Consider a plane transverse traceless wave moving in the $z$-direction. The flux transferred to an approximately continuous array of oscillators, elemental springs, is calculated. The springs are aligned along the $x$-direction in the plane $z=0$. The springs have natural length $l_0$, equal masses $m$, small spring constant $m \omega_0^2 / 2$, and small damping constant $m \gamma$. The number of springs per unit area is $\frac{d n}{d A}=\alpha$. As the oscillators acquire energy, the wave loses energy, and its amplitude decreases. The relationship between flux and amplitude is found, not to depend on the springs, but is a property of the wave. The springs are just used as calculation facilitators.

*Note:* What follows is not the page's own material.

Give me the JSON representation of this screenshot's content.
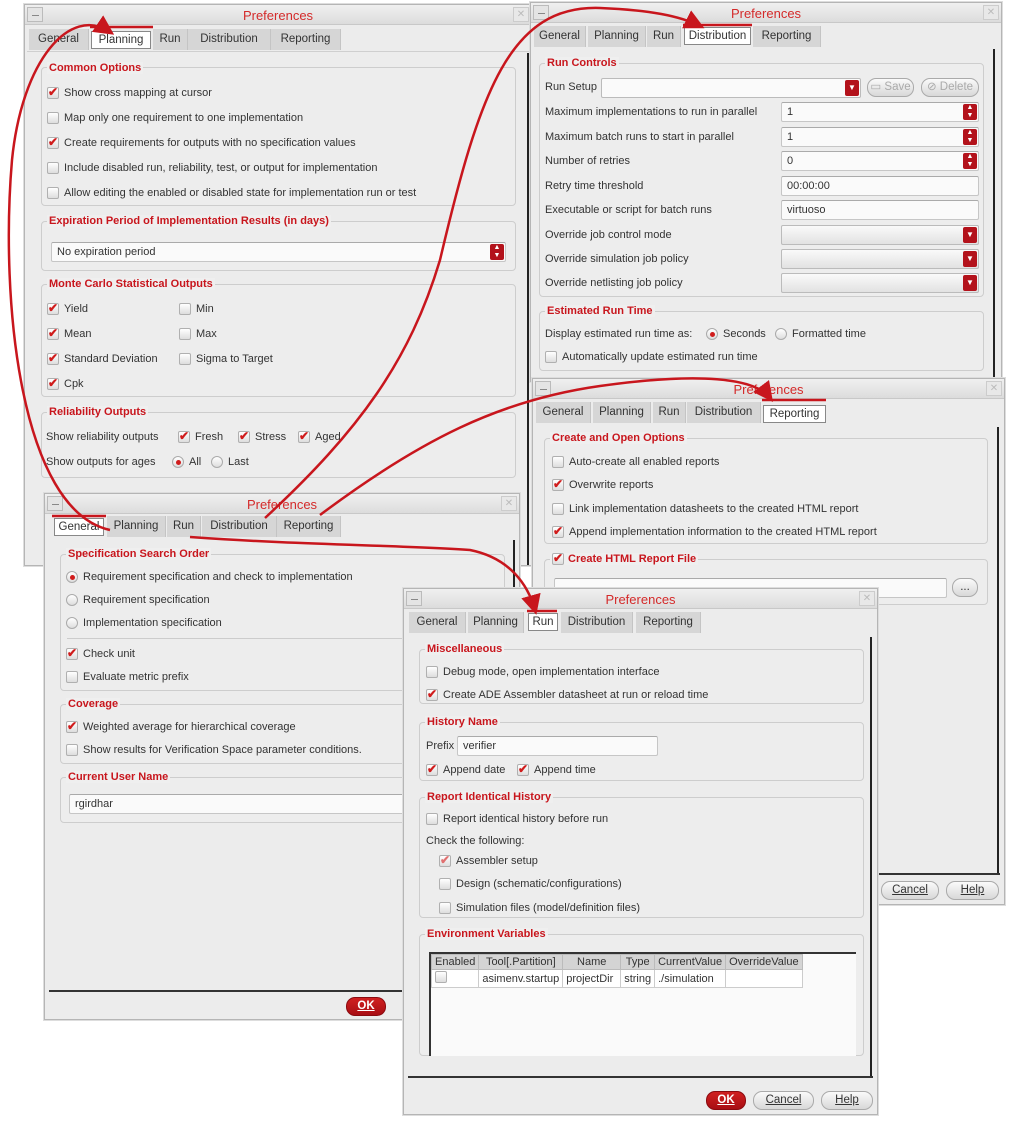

Let the origin be at a spring’s center with the masses at $x_{1,2}$. In flat space, the equations of motion for the masses are as follows:
\begin{aligned} \frac{d^2 x_2}{d t^2} & =-\omega_0^2\left(x_2-x_1-l_0\right) / 2-\gamma \frac{d\left(x_2-x_1\right)}{d t}, \ \frac{d^2 x_1}{d t^2} & =\omega_0^2\left(x_2-x_1-l_0\right) / 2+\gamma \frac{d\left(x_2-x_1\right)}{d t}, \ \frac{d^2\left(x_2-x_1-l_0\right)}{d t^2} & =-\omega_0^2\left(x_2-x_1-l_0\right)-2 \gamma \frac{d\left(x_2-x_1-l_0\right)}{d t} . \end{aligned}
One element of the wave ${ }^{T T} \bar{h}{x x}$ is considered. The other elements, and there must be other elements, since the trace is zero, would be handled in the same manner. When the wave is encountered, Eq. (7.17) yields the proper length between the masses, \begin{aligned} l & =\left(x_2-x_1\right)\left(1+{ }^{T T} \bar{h}{x x} / 2\right) \ & \approx x_2-x_1+l_0 T T \bar{h}{x x} / 2, \ x_2-x_1 & =l-l_0 T T \bar{h}{x x} / 2 . \end{aligned}

## MATLAB代写

MATLAB 是一种用于技术计算的高性能语言。它将计算、可视化和编程集成在一个易于使用的环境中，其中问题和解决方案以熟悉的数学符号表示。典型用途包括：数学和计算算法开发建模、仿真和原型制作数据分析、探索和可视化科学和工程图形应用程序开发，包括图形用户界面构建MATLAB 是一个交互式系统，其基本数据元素是一个不需要维度的数组。这使您可以解决许多技术计算问题，尤其是那些具有矩阵和向量公式的问题，而只需用 C 或 Fortran 等标量非交互式语言编写程序所需的时间的一小部分。MATLAB 名称代表矩阵实验室。MATLAB 最初的编写目的是提供对由 LINPACK 和 EISPACK 项目开发的矩阵软件的轻松访问，这两个项目共同代表了矩阵计算软件的最新技术。MATLAB 经过多年的发展，得到了许多用户的投入。在大学环境中，它是数学、工程和科学入门和高级课程的标准教学工具。在工业领域，MATLAB 是高效研究、开发和分析的首选工具。MATLAB 具有一系列称为工具箱的特定于应用程序的解决方案。对于大多数 MATLAB 用户来说非常重要，工具箱允许您学习应用专业技术。工具箱是 MATLAB 函数（M 文件）的综合集合，可扩展 MATLAB 环境以解决特定类别的问题。可用工具箱的领域包括信号处理、控制系统、神经网络、模糊逻辑、小波、仿真等。